Вершины этого могучего
прославления жизни – «Свадьба Фигаро», фортепианные концерты F, C, Es, A и 2-й в C (K. 503) и особенно «Пражская симфония».
В 1787 г. происходит
перелом. Меняется взгляд на мир. Это или призраки уходящей жизни или видения
нового «блистающего мира», Эдема, как в платоновском «Федоне». Ренессансный дух
Гульельмо
как бы отстраняется, исчезает
непосредственность упоения жизнью. За пластикой характеров стоят символические
тени, как в «Избирательном сродстве», а позднее у Достоевского и Т. Манна.
Такой же перелом у
Пушкина после 1830 г. Универсальность «Онегина» и жуткая символика «Анджело», «Медного
всадника», «Египетских ночей» и «Пиковой дамы».
Малер – после 8-й симфонии:
«Песнь о Земле», 9 и 10 симфонии («А как прекрасна была жизнь!»)
У позднего Бетховена нет этого
надрыва. Он плюет на ничтожество окружающей жизни, творит, как буддийский бог,
свою Вселенную и созерцает ее игру.
Комментарии. 1) Запись не датирована, но, судя по всему, это зима-весна
1984 г. Я ее привел с минимальной редакторской правкой, и, хотя есть ошибки в
некоторых моментах, исправлять не буду. Я был тогда, 36 лет назад, другим
человеком. Посмотрев всю тетрадку этого времени, удивился, как я ломал тогда голову
над некоторыми «эстетическими» проблемами, например, проблемой «Моцарт –
Бетховен». Теперь всё это, под 70, мне представляется совершенно незначительным.
Хотя, видимо, что-то важное для души и осталось.
2) Я думаю, что Моцарта
сломала смерть отца (28 мая 1787 г.). Он тяжелее всего переживал именно эту
смерть близкого человека. Тем более, что после женитьбы на Констанце отношения
отца и сына осложнились. Не это ли имел в виду Акутагава, когда в «Жизни идиота»

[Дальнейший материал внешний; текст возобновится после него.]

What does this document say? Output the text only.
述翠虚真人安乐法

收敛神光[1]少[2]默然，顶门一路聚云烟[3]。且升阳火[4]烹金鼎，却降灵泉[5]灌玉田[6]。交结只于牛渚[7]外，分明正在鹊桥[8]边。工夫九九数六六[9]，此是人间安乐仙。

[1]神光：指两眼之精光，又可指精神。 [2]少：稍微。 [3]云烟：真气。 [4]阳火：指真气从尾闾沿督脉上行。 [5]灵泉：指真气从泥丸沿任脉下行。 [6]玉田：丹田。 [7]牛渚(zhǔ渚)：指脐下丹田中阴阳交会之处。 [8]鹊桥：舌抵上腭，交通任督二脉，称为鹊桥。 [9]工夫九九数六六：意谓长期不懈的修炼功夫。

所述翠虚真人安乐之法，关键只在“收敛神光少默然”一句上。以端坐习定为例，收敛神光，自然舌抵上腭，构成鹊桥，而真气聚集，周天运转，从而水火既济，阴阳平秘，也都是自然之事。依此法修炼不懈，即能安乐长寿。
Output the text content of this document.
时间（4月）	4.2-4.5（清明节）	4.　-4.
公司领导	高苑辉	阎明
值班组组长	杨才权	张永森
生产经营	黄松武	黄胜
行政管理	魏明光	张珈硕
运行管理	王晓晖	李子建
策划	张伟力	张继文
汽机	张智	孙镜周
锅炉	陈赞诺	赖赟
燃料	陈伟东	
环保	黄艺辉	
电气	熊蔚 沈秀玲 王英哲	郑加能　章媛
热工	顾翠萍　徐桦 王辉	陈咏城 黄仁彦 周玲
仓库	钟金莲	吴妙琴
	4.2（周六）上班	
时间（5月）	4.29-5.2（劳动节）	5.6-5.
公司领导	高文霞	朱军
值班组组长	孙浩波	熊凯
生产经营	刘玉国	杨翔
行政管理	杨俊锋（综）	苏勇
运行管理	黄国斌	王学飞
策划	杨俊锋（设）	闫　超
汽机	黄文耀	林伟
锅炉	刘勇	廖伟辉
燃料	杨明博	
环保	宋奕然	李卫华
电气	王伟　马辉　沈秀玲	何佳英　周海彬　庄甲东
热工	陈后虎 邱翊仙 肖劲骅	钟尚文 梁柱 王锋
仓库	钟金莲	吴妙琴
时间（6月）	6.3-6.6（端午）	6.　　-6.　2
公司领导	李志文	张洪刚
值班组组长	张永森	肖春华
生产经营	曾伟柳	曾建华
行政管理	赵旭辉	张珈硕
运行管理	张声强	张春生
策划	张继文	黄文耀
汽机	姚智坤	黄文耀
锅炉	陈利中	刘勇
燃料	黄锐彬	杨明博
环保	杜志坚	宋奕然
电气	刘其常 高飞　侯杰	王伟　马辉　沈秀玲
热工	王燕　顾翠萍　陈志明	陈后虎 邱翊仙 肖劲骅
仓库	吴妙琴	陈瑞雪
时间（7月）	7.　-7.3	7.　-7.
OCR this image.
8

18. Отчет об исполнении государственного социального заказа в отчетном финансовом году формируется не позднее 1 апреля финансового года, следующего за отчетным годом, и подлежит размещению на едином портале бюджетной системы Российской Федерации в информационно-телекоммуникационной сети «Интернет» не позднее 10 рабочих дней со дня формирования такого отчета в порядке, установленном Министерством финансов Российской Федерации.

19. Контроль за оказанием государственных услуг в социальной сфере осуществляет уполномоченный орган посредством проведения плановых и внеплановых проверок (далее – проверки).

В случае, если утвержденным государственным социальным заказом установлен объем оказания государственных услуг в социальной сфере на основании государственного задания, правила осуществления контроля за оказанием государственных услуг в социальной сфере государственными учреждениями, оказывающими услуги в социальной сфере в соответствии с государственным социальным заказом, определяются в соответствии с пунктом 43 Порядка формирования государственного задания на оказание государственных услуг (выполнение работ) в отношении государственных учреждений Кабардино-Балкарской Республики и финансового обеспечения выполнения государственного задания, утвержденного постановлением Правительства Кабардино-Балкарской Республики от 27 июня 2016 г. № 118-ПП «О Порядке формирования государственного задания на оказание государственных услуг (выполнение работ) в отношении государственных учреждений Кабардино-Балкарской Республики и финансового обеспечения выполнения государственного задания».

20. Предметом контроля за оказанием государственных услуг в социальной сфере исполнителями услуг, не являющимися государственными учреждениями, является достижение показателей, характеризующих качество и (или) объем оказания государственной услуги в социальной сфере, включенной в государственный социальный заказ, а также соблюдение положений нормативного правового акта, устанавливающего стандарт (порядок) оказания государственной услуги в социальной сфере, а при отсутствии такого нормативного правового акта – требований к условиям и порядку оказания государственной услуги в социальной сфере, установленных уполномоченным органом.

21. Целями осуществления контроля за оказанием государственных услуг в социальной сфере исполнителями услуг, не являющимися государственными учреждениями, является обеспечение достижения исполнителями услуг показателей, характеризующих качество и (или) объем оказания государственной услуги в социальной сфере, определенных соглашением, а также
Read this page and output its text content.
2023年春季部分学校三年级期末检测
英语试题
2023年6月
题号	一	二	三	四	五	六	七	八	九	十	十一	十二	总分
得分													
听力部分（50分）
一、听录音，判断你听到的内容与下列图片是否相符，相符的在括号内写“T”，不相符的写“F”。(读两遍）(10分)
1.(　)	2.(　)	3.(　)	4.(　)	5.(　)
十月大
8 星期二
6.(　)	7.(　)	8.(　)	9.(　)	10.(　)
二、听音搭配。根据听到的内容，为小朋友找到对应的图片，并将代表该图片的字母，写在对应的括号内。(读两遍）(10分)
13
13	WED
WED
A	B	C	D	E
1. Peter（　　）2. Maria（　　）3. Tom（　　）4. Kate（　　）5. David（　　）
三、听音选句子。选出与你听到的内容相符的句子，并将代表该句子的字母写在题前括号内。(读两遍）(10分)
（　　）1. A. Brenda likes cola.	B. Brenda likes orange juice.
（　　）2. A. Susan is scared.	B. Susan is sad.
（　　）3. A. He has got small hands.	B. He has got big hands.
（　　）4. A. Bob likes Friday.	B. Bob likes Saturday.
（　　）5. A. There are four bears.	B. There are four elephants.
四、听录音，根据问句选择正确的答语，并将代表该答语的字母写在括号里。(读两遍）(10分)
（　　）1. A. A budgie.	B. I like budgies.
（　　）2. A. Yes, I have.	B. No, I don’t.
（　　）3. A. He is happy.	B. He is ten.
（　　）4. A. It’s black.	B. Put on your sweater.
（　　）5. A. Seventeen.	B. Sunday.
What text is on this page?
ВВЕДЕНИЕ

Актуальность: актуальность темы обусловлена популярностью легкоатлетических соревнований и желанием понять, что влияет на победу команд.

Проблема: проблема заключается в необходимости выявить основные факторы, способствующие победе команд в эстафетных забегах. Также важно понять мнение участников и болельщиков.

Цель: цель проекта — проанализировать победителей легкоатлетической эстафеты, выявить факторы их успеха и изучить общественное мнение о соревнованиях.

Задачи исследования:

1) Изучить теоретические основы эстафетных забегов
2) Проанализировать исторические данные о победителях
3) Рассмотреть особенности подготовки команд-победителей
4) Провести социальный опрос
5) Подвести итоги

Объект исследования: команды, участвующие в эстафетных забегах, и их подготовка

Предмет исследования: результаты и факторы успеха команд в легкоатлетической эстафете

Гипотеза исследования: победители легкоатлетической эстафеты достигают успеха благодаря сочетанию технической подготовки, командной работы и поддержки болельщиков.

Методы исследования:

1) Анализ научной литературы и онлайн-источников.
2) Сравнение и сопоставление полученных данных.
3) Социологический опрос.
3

написал: «Моцарт, нарушивший заповедь, тоже страдал». Пятая заповедь? И когда 3
сентября 1787 г. в Вене умирает друг Моцарта врач Зигмунд Баризани, Моцарт
делает в альбоме такую запись:
«Сегодня 3 сентября сего
года меня постигло несчастье. Смерть совершенно неожиданно унесла этого
благородного человека, моего дорогого лучшего друга и спасителя. – Ему уже
хорошо! – Но мне, нам и каждому, кто его близко знал, всем нам никогда не будет
так хорошо, пока мы не достигнем счастья вновь увидеть его в лучшем мире, где
ничто уже нас не разлучит». Цитирую по книге Д. Шулера «Если бы Моцарт вел
дневник» (изд. Корвина, Будапешт, 1965, с. 76).
Приходят в голову
последние строки «Избирательного сродства».
Замечу, что этот документ
приведен (в другом переводе) в издании писем Моцарта на русском языке (2006, с.
425). На сайте Моцартеума оригинал также можно найти.
И в последнем письме к
отцу (4 апреля 1787 г.) Моцарт также говорит о смерти, называя ее лучшей
подругой людей. Некоторые ехидно замечают при этом, что Моцарт тут цитирует
какого-то философа (чуть ли не Мозеса Мендельсона, деда великого композитора).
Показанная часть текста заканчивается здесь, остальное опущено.